First Steps: Parent Education to Support Family Empowerment

Thursday, May 12, 2016: 5:30 PM-7:00 PM
Hall A (Baltimore Convention Center)
J. Mancini, Seattle Children's Autism Center, Seattle, WA

Receiving the news that your child has been diagnosed with autism spectrum disorder (ASD) can be a devastating moment for many families.  Immediately after the diagnosis, a common model of care is to conduct a feedback session to provide information related to autism, recommendations related to therapies and school services, and a list of resources.  Families do not process that information well and often, families do not receive adequate follow-up care.  To help fill this void of information following a diagnosis, a model to provide parent education (entitled First Steps) has been developed at our center that includes small group psycho-educational classes designed to provide relevant information.  First Steps is an important component of our service delivery model which includes step one: the diagnostic evaluation, step two: First Steps Parent Education, and step three: routine follow-up care with medical providers. 

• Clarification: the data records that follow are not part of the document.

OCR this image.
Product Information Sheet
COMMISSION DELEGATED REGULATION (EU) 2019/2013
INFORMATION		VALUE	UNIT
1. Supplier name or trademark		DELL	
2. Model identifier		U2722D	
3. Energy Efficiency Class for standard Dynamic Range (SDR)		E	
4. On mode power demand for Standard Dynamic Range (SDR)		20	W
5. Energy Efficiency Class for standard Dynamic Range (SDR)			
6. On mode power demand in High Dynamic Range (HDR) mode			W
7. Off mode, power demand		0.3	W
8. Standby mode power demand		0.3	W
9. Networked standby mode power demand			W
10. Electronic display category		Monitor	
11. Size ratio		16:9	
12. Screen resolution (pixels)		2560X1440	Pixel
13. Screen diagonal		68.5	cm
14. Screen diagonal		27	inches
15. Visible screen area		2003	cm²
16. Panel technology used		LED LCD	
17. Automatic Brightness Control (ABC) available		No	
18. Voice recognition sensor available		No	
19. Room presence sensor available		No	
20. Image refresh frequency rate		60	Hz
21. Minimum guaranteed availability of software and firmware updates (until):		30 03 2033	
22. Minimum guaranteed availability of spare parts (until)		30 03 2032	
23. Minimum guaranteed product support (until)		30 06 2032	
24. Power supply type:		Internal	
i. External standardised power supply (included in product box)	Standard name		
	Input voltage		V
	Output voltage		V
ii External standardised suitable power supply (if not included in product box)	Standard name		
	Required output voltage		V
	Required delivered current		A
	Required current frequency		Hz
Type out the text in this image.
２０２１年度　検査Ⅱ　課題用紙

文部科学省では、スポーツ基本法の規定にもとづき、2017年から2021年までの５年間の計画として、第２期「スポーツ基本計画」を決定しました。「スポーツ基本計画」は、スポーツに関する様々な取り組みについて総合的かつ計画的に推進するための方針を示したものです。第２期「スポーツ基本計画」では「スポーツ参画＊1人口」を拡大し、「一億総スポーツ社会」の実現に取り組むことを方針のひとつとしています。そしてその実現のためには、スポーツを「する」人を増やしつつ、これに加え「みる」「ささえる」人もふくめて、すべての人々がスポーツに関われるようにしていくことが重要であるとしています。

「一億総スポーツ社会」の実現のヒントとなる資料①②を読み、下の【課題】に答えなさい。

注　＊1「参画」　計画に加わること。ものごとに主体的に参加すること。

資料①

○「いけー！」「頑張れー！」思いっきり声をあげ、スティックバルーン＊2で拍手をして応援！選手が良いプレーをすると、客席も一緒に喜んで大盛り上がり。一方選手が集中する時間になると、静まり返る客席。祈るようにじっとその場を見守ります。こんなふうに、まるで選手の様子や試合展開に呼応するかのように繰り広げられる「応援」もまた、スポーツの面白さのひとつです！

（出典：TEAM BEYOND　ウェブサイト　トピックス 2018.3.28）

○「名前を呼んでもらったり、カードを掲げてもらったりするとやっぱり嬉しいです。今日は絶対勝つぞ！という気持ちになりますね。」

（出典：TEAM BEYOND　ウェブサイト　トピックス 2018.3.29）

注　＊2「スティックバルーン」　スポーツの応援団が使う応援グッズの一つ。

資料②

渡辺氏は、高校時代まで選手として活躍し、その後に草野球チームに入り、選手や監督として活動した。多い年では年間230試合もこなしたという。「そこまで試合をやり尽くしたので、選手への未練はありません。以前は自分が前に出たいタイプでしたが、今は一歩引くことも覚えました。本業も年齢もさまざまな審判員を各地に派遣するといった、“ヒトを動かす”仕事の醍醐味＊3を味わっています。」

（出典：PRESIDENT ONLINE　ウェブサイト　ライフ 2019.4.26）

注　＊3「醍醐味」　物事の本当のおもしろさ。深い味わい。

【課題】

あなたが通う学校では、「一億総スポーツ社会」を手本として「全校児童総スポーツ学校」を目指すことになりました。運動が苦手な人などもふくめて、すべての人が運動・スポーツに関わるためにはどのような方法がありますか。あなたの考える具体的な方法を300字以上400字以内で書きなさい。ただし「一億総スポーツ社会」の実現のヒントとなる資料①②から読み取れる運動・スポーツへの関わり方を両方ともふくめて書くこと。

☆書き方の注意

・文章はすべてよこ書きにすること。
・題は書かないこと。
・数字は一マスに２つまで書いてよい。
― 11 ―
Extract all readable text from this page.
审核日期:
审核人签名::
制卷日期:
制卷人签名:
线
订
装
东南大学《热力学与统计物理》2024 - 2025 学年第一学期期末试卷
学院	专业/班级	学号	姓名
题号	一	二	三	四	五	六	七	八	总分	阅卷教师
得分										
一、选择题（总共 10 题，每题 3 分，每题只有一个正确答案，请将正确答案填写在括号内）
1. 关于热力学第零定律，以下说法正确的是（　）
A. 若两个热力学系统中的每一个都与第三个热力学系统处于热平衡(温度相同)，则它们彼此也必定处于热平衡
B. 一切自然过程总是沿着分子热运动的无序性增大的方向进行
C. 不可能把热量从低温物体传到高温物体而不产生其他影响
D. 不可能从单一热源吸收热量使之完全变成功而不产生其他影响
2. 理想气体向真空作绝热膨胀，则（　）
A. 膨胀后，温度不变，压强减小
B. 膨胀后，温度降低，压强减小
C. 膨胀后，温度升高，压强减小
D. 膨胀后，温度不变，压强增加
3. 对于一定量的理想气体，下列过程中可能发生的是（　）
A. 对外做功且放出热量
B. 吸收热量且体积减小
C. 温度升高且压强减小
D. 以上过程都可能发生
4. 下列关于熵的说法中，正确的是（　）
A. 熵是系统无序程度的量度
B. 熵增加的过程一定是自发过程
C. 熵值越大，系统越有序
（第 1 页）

The objective of this poster is to present a model of parent education and support that has been developed to provide information to professionals at other centers serving children with ASD.  Specifically, details related to a three-part psychoeducational class will be provided including information related to content, structure, cost, support, and objectives for parent learning.  Data collected via completion of pre- and post-class questionnaires by participants will be presented to provide information related to changes regarding feelings of parental stress and family empowerment.  Information will also be provided regarding adapting the curriculum for non-Native English speakers and multi-cultural families and video-teleconferencing to increase participation for distant families.    


Two measures, the Parenting Stress Index/Short Form (PSI/SF) and the Family Empowerment Scale (FES) were completed by a subset of class participants pre- and post-participation to provide information related to possible changes in these areas.  The independent variable is participation in the psycho-educational class.  The dependent variables are, 1) Scores on the PSI/SF, and 2) Scores on the FES.  Paired samples t-tests were used to analyze changes in these dependent variables.


Findings indicate that parents experienced increased feelings of empowerment following participation in the psycho-educational class.  Results indicate statistically significant improvement as measured by the FES (p < .01).  Results did not indicate statistically significant change as a group as measured by the PSI/SF (p > .05) though results of some questionnaires completed post-participation indicated a decrease in stress in some families. 


The follow-up care for families receiving the news that their child has ASD is often insufficient.  Participation in a series of classes designed to provide information and support has been developed and will be presented here as a model for other centers serving individuals with ASD.  Results indicate that changes can occur in a parent’s feelings of empowerment following participation in the classes, which can lead to positive outcomes.  Parent education can be an important component to service delivery to support families who have children with ASD.